A bicycle front wheel is just the right weight and size to allow you to hold in your hands and feel what is going on. Equally important: a bicycle wheel has for its mass a very large moment of inertia. That means you don't have to spin it very fast to obtain a gyroscopic effect that you can clearly feel in your hands; a rate of spin that is still safe is already sufficient.
The standard demonstration is of course that you have an assistent spin up the wheel while you are supporting both ends of the axle. When the wheel is up to speed: gingerly release support on one side: the wheel then proceeds to gyroscopic precession.
There is a specific reason to release gingerly: if you remove support all of a sudden then the wheel goes in a combination of two motion patterns: nutation and gyroscopic precession. Releasing gingerly suppresses onset of nutation, while still allowing gyroscopic precession.

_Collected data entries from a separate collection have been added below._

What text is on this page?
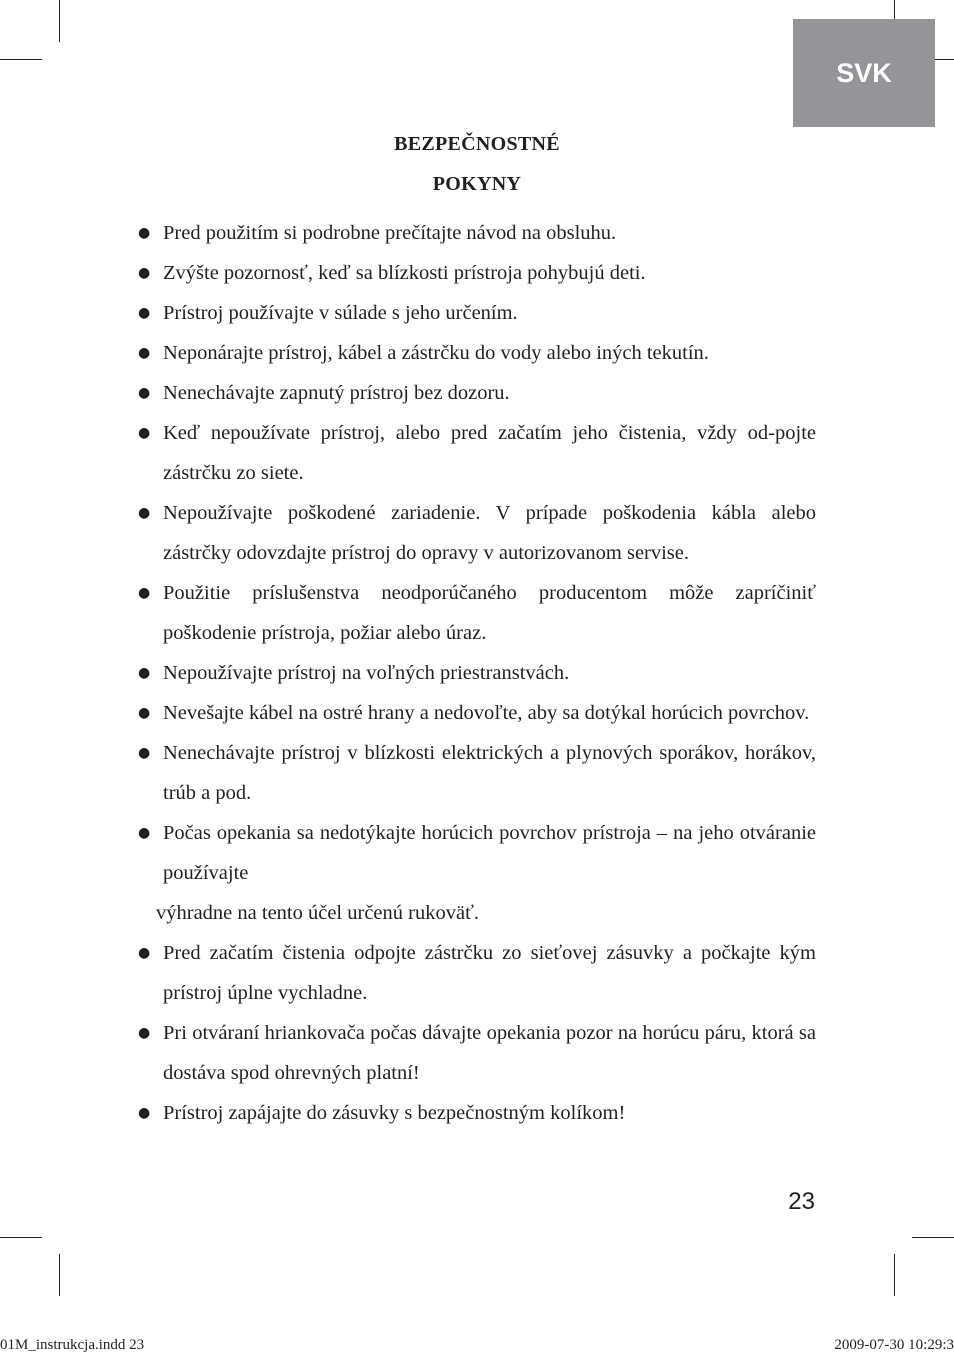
SVK
BEZPEČNOSTNÉ
POKYNY
● Pred použitím si podrobne prečítajte návod na obsluhu.
● Zvýšte pozornosť, keď sa blízkosti prístroja pohybujú deti.
● Prístroj používajte v súlade s jeho určením.
● Neponárajte prístroj, kábel a zástrčku do vody alebo iných tekutín.
● Nenechávajte zapnutý prístroj bez dozoru.
● Keď nepoužívate prístroj, alebo pred začatím jeho čistenia, vždy od-pojte zástrčku zo siete.
● Nepoužívajte poškodené zariadenie. V prípade poškodenia kábla alebo zástrčky odovzdajte prístroj do opravy v autorizovanom servise.
● Použitie príslušenstva neodporúčaného producentom môže zapríčiniť poškodenie prístroja, požiar alebo úraz.
● Nepoužívajte prístroj na voľných priestranstvách.
● Nevešajte kábel na ostré hrany a nedovoľte, aby sa dotýkal horúcich povrchov.
● Nenechávajte prístroj v blízkosti elektrických a plynových sporákov, horákov, trúb a pod.
● Počas opekania sa nedotýkajte horúcich povrchov prístroja – na jeho otváranie používajte
výhradne na tento účel určenú rukoväť.
● Pred začatím čistenia odpojte zástrčku zo sieťovej zásuvky a počkajte kým prístroj úplne vychladne.
● Pri otváraní hriankovača počas dávajte opekania pozor na horúcu páru, ktorá sa dostáva spod ohrevných platní!
● Prístroj zapájajte do zásuvky s bezpečnostným kolíkom!
23
01M_instrukcja.indd 23	2009-07-30 10:29:3
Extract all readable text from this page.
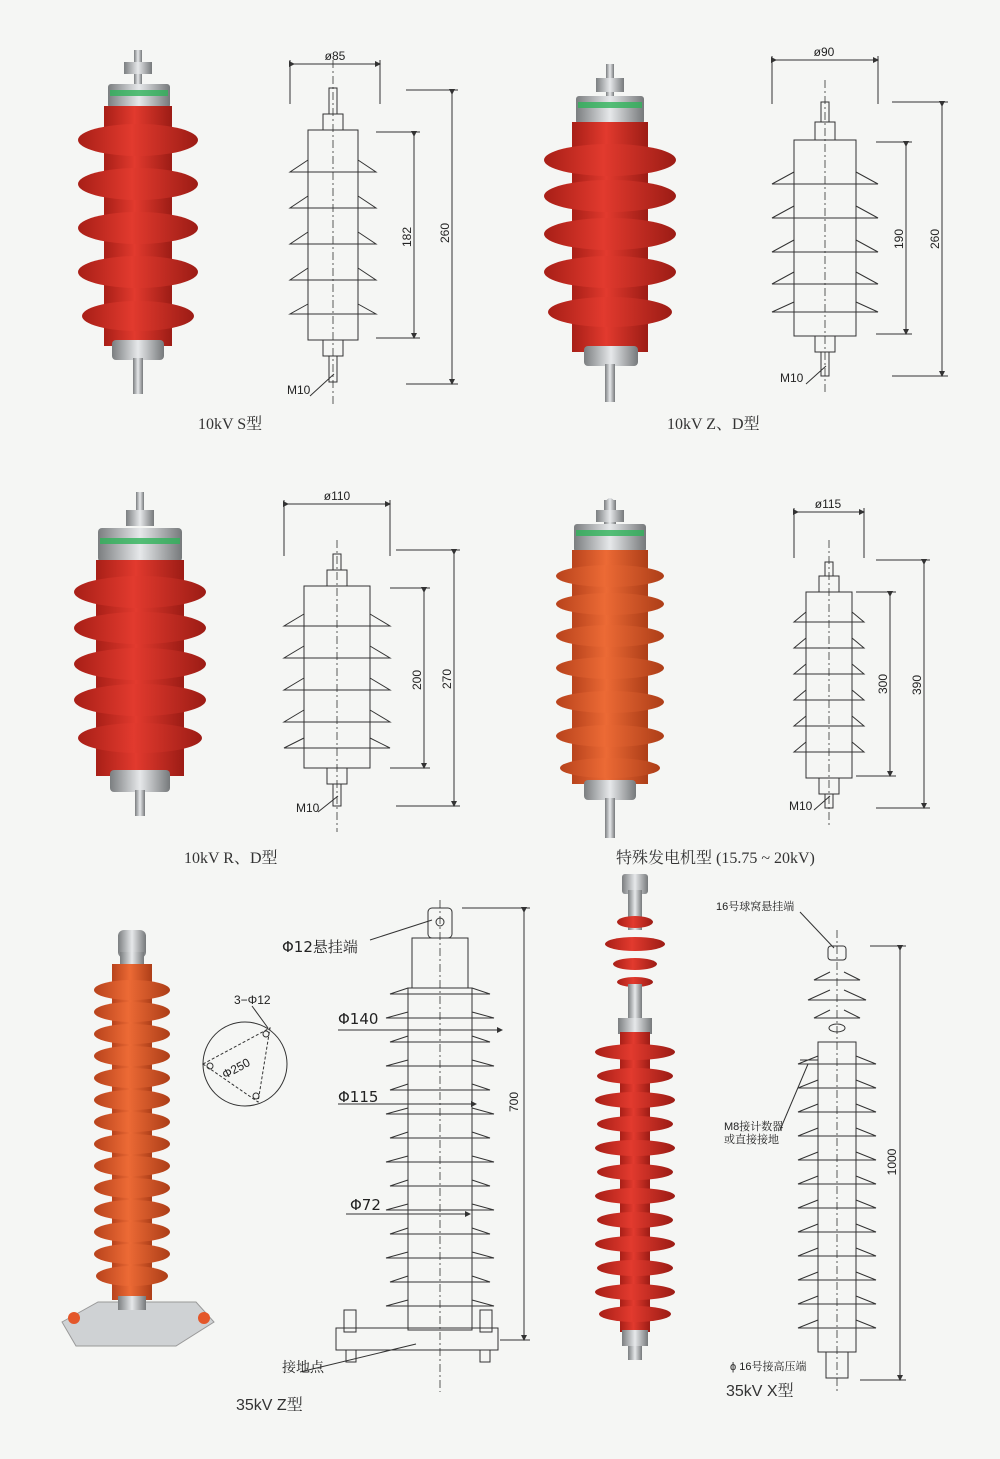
ø85
182 260
M10
ø90
190 260
M10
ø110
200 270
M10
ø115
300 390
M10
3−Φ12
Φ250
Φ12悬挂端
Φ140
Φ115
Φ72
700
接地点
16号球窝悬挂端
M8接计数器
或直接接地
1000
ϕ 16号接高压端
10kV S型	10kV Z、D型
10kV R、D型	特殊发电机型 (15.75 ~ 20kV)
35kV Z型
35kV X型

For observation of the phenomenon of nutation the bicycle wheel is the best. That's because the rate of nutation is proportional to the rate of spin. A small gyroscope is spun very rapidly, and at such a high rate of spin the nutation is extremely fast, it has a very small amplitude, and it dampens out very rapidly. Those factors tend to hide the nutation. In the case of a bicycle wheel demonstration the slow rate of spin allows you to experience the phenomenon of nutation.
Try the following:
As the wheel is spun up you are supporting both ends of the axle. Then, exerting a mild force, transition to a motion pattern where you make the axle sweep out a cone. That motion pattern is called nutation.

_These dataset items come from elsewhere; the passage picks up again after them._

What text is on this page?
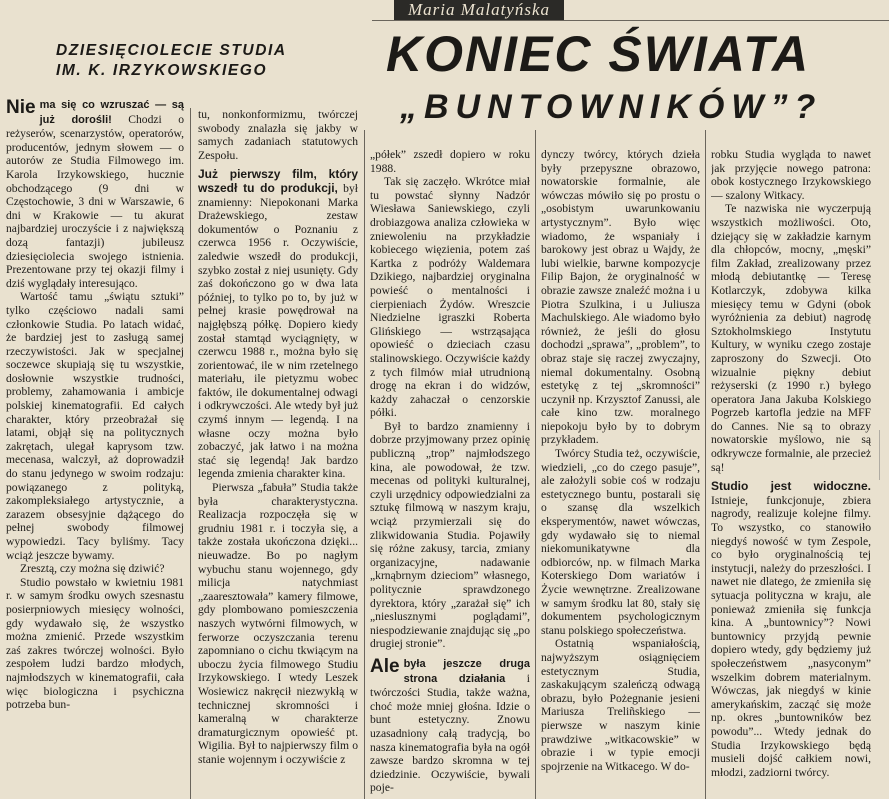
Maria Malatyńska
DZIESIĘCIOLECIE STUDIA
IM. K. IRZYKOWSKIEGO	KONIEC ŚWIATA
„BUNTOWNIKÓW”?

Nie ma się co wzruszać — są już dorośli! Chodzi o reżyserów, scenarzystów, operatorów, producentów, jednym słowem — o autorów ze Studia Filmowego im. Karola Irzykowskiego, hucznie obchodzącego (9 dni w Częstochowie, 3 dni w Warszawie, 6 dni w Krakowie — tu akurat najbardziej uroczyście i z największą dozą fantazji) jubileusz dziesięciolecia swojego istnienia. Prezentowane przy tej okazji filmy i dziś wyglądały interesująco.

Wartość tamu „świątu sztuki” tylko częściowo nadali sami członkowie Studia. Po latach widać, że bardziej jest to zasługą samej rzeczywistości. Jak w specjalnej soczewce skupiają się tu wszystkie, dosłownie wszystkie trudności, problemy, zahamowania i ambicje polskiej kinematografii. Ed całych charakter, który przeobrażał się latami, objął się na politycznych zakrętach, ulegał kaprysom tzw. mecenasa, walczył, aż doprowadził do stanu jedynego w swoim rodzaju: powiązanego z polityką, zakompleksiałego artystycznie, a zarazem obsesyjnie dążącego do pełnej swobody filmowej wypowiedzi. Tacy byliśmy. Tacy wciąż jeszcze bywamy.

Zresztą, czy można się dziwić?

Studio powstało w kwietniu 1981 r. w samym środku owych szesnastu posierpniowych miesięcy wolności, gdy wydawało się, że wszystko można zmienić. Przede wszystkim zaś zakres twórczej wolności. Było zespołem ludzi bardzo młodych, najmłodszych w kinematografii, cała więc biologiczna i psychiczna potrzeba bun-

tu, nonkonformizmu, twórczej swobody znalazła się jakby w samych zadaniach statutowych Zespołu.

Już pierwszy film, który wszedł tu do produkcji, był znamienny: Niepokonani Marka Drażewskiego, zestaw dokumentów o Poznaniu z czerwca 1956 r. Oczywiście, zaledwie wszedł do produkcji, szybko został z niej usunięty. Gdy zaś dokończono go w dwa lata później, to tylko po to, by już w pełnej krasie powędrował na najgłębszą półkę. Dopiero kiedy został stamtąd wyciągnięty, w czerwcu 1988 r., można było się zorientować, ile w nim rzetelnego materiału, ile pietyzmu wobec faktów, ile dokumentalnej odwagi i odkrywczości. Ale wtedy był już czymś innym — legendą. I na własne oczy można było zobaczyć, jak łatwo i na można stać się legendą! Jak bardzo legenda zmienia charakter kina.

Pierwsza „fabuła” Studia także była charakterystyczna. Realizacja rozpoczęła się w grudniu 1981 r. i toczyła się, a także została ukończona dzięki... nieuwadze. Bo po nagłym wybuchu stanu wojennego, gdy milicja natychmiast „zaaresztowała” kamery filmowe, gdy plombowano pomieszczenia naszych wytwórni filmowych, w ferworze oczyszczania terenu zapomniano o cichu tkwiącym na uboczu życia filmowego Studiu Irzykowskiego. I wtedy Leszek Wosiewicz nakręcił niezwykłą w technicznej skromności i kameralną w charakterze dramaturgicznym opowieść pt. Wigilia. Był to najpierwszy film o stanie wojennym i oczywiście z

„półek” zszedł dopiero w roku 1988.

Tak się zaczęło. Wkrótce miał tu powstać słynny Nadzór Wiesława Saniewskiego, czyli drobiazgowa analiza człowieka w zniewoleniu na przykładzie kobiecego więzienia, potem zaś Kartka z podróży Waldemara Dzikiego, najbardziej oryginalna powieść o mentalności i cierpieniach Żydów. Wreszcie Niedzielne igraszki Roberta Glińskiego — wstrząsająca opowieść o dzieciach czasu stalinowskiego. Oczywiście każdy z tych filmów miał utrudnioną drogę na ekran i do widzów, każdy zahaczał o cenzorskie półki.

Był to bardzo znamienny i dobrze przyjmowany przez opinię publiczną „trop” najmłodszego kina, ale powodował, że tzw. mecenas od polityki kulturalnej, czyli urzędnicy odpowiedzialni za sztukę filmową w naszym kraju, wciąż przymierzali się do zlikwidowania Studia. Pojawiły się różne zakusy, tarcia, zmiany organizacyjne, nadawanie „krnąbrnym dzieciom” własnego, politycznie sprawdzonego dyrektora, który „zarażał się” ich „nieslusznymi poglądami”, niespodziewanie znajdując się „po drugiej stronie”.

Ale była jeszcze druga strona działania i twórczości Studia, także ważna, choć może mniej głośna. Idzie o bunt estetyczny. Znowu uzasadniony całą tradycją, bo nasza kinematografia była na ogół zawsze bardzo skromna w tej dziedzinie. Oczywiście, bywali poje-

dynczy twórcy, których dzieła były przepyszne obrazowo, nowatorskie formalnie, ale wówczas mówiło się po prostu o „osobistym uwarunkowaniu artystycznym”. Było więc wiadomo, że wspaniały i barokowy jest obraz u Wajdy, że lubi wielkie, barwne kompozycje Filip Bajon, że oryginalność w obrazie zawsze znaleźć można i u Piotra Szulkina, i u Juliusza Machulskiego. Ale wiadomo było również, że jeśli do głosu dochodzi „sprawa”, „problem”, to obraz staje się raczej zwyczajny, niemal dokumentalny. Osobną estetykę z tej „skromności” uczynił np. Krzysztof Zanussi, ale całe kino tzw. moralnego niepokoju było by to dobrym przykładem.

Twórcy Studia też, oczywiście, wiedzieli, „co do czego pasuje”, ale założyli sobie coś w rodzaju estetycznego buntu, postarali się o szansę dla wszelkich eksperymentów, nawet wówczas, gdy wydawało się to niemal niekomunikatywne dla odbiorców, np. w filmach Marka Koterskiego Dom wariatów i Życie wewnętrzne. Zrealizowane w samym środku lat 80, stały się dokumentem psychologicznym stanu polskiego społeczeństwa.

Ostatnią wspaniałością, najwyższym osiągnięciem estetycznym Studia, zaskakującym szaleńczą odwagą obrazu, było Pożegnanie jesieni Mariusza Treliñskiego — pierwsze w naszym kinie prawdziwe „witkacowskie” w obrazie i w typie emocji spojrzenie na Witkacego. W do-

robku Studia wygląda to nawet jak przyjęcie nowego patrona: obok kostycznego Irzykowskiego — szalony Witkacy.

Te nazwiska nie wyczerpują wszystkich możliwości. Oto, dziejący się w zakładzie karnym dla chłopców, mocny, „męski” film Zakład, zrealizowany przez młodą debiutantkę — Teresę Kotlarczyk, zdobywa kilka miesięcy temu w Gdyni (obok wyróżnienia za debiut) nagrodę Sztokholmskiego Instytutu Kultury, w wyniku czego zostaje zaproszony do Szwecji. Oto wizualnie piękny debiut reżyserski (z 1990 r.) byłego operatora Jana Jakuba Kolskiego Pogrzeb kartofla jedzie na MFF do Cannes. Nie są to obrazy nowatorskie myślowo, nie są odkrywcze formalnie, ale przecież są!

Studio jest widoczne. Istnieje, funkcjonuje, zbiera nagrody, realizuje kolejne filmy. To wszystko, co stanowiło niegdyś nowość w tym Zespole, co było oryginalnością tej instytucji, należy do przeszłości. I nawet nie dlatego, że zmieniła się sytuacja polityczna w kraju, ale ponieważ zmieniła się funkcja kina. A „buntownicy”? Nowi buntownicy przyjdą pewnie dopiero wtedy, gdy będziemy już społeczeństwem „nasyconym” wszelkim dobrem materialnym. Wówczas, jak niegdyś w kinie amerykańskim, zacząć się może np. okres „buntowników bez powodu”... Wtedy jednak do Studia Irzykowskiego będą musieli dojść całkiem nowi, młodzi, zadziorni twórcy.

Now: a necessary condition for nutation to occur is that the spinning object is very rigid. The reason for that: during nutation momentum is transferred internally. That is: during nutation there are significant internal stresses, transfering momentum.
Decades ago when I tried that axle-sweeping-out-a-cone I had the impression that during large nutation the instantaneous rate of spin of the wheel was slower. Of course, when going back to nutation-free spin the wheel would go back to its original rate of spin.
(It just occurred to me: I can now put a marker on a bicycle wheel, and record a video with my smartphone. That should settle it.)
Further reading:
Svilen Kostov and Daniel Hammer, 2010, It has to go down a little, in order to go around Table top experiment conducted by Svilen Kostov and Daniel Hammer to confirm: for any gyroscope, in order to transition to precessing motion the center of mass must drop down.
2012 answer by me, to a question titled What determines the direction of precession of a gyroscope In that answer I discuss how nutation is essential in the process of onset of gyroscopic precession.
There is nothing special about a gyroscope. It is just a thing that can spin. Any wheel can do that.
If you drop a skateboard, the wheels don't change how they spin.
You are right, the gyroscope does gain energy. If falls faster and faster while continuing to spin at the same rate.